EL PASO COUNTY, Colo. — A local welder is fired up after one of his own creations won him the title of ‘Forged in Fire Champion’ on the History Channel.
“I got into blacksmithing originally when I was in New Zealand,” Weston Paas of Colorado Springs said. “I took a one-day bladesmithing course in a little town called Barrytown and it just kind of lit the fire in me”
Paas has been a blacksmith for 10 years and now owns Hearts Fire Forge located in Black Forest. He founded the business on passion and the principle: when you love what you do, you do great work.

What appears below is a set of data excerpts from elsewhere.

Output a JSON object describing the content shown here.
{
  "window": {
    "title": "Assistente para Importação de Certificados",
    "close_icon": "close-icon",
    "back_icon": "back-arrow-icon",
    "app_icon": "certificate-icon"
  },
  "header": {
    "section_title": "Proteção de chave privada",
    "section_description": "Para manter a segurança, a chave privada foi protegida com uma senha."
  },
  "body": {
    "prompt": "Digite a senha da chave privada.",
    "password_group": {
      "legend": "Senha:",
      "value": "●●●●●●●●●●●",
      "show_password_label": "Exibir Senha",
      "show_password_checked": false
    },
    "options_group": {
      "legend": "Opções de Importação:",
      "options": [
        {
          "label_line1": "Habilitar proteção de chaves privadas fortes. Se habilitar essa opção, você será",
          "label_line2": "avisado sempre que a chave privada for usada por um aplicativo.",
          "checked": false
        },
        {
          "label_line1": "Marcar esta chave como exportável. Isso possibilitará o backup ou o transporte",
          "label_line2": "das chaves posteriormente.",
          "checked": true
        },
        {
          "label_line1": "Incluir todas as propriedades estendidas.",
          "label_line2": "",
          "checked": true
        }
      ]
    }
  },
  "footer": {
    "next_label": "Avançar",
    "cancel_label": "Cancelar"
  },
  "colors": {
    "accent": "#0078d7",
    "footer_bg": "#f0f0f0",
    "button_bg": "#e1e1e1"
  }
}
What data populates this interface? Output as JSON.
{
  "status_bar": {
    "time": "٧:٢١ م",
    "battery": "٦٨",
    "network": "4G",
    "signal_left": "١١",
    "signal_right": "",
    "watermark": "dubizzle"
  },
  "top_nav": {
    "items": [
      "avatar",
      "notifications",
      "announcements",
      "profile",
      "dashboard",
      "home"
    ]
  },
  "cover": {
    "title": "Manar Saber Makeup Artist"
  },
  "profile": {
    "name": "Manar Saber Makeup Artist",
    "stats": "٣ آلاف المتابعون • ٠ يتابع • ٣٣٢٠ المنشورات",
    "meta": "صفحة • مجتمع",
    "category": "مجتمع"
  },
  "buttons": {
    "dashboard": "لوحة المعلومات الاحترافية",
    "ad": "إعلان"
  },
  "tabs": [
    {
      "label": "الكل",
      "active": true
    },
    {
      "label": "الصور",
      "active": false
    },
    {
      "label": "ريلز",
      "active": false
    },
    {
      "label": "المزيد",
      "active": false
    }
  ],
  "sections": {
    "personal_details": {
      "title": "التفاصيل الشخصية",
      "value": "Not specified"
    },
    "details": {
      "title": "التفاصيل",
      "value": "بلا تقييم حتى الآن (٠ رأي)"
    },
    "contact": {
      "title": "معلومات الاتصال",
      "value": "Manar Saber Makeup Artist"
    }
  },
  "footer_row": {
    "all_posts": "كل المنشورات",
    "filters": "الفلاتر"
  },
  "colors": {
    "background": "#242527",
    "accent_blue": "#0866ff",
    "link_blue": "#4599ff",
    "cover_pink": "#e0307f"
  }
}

“Fabrication and forging are on one side,” Paas explained. “It’s taking pieces of metal, manipulating it, some heat some cold work and welding it to create something. You’re gluing chunks of metal together to create whatever piece.”
Paas is self-taught and said he learned his craft by trial and error. He was captivated when he first struck a hammer to hot metal. He knew that ironwork would become his passion – his heart’s fire if you will.
“I do the custom knives, axes, swords, the weapons side of things,” Paas said. “But there are also coat hooks, hinges, fireplace surrounds, a lot of hardware.”
In his TV debut, he won $10,000 for creating a unique ax. He plans to put a portion of the winnings back into the business, take his wife on a really nice date for all of her support and make a donation to the Wounded Warrior Project to sponsor a local veteran.
“The History Channel reached out to me,” Paas added. “They called me and said can you be in New York in 2 weeks. They flew me out there and from the moment you hit the ground, you’re running.”
The competition lasted for two weeks and the weapons they created were tested by chopping a fish, pig and banging it against a solid object. Paas was pleasantly surprised by the other competitors and the amount of support they gave during the show.
“I think that’s what makes this show really unique,” Paas said. “Is because even though it’s a competitive environment, and you’re competing for 10K, the bladesmith and blacksmith community are very willing to help each other and teach.”
He said the time crunch to finish the ax was the hardest part of the competition. He didn’t get to keep the winning weapon he created because it might be used as a movie prop.
“It’s a lot of back and forth, highs and low highs and lows and anticipation,” Paas explained. “When I won, unfortunately, my competitor’s blade broke on the second challenge. Talk about a mixed feeling. A part of me is going, if my blade holds up to more hits than his took, then i’ll win it. On the other hand your gut just drops because you’re going ‘it broke’.”
He said he had a wonderful experience that he would do again in a heartbeat.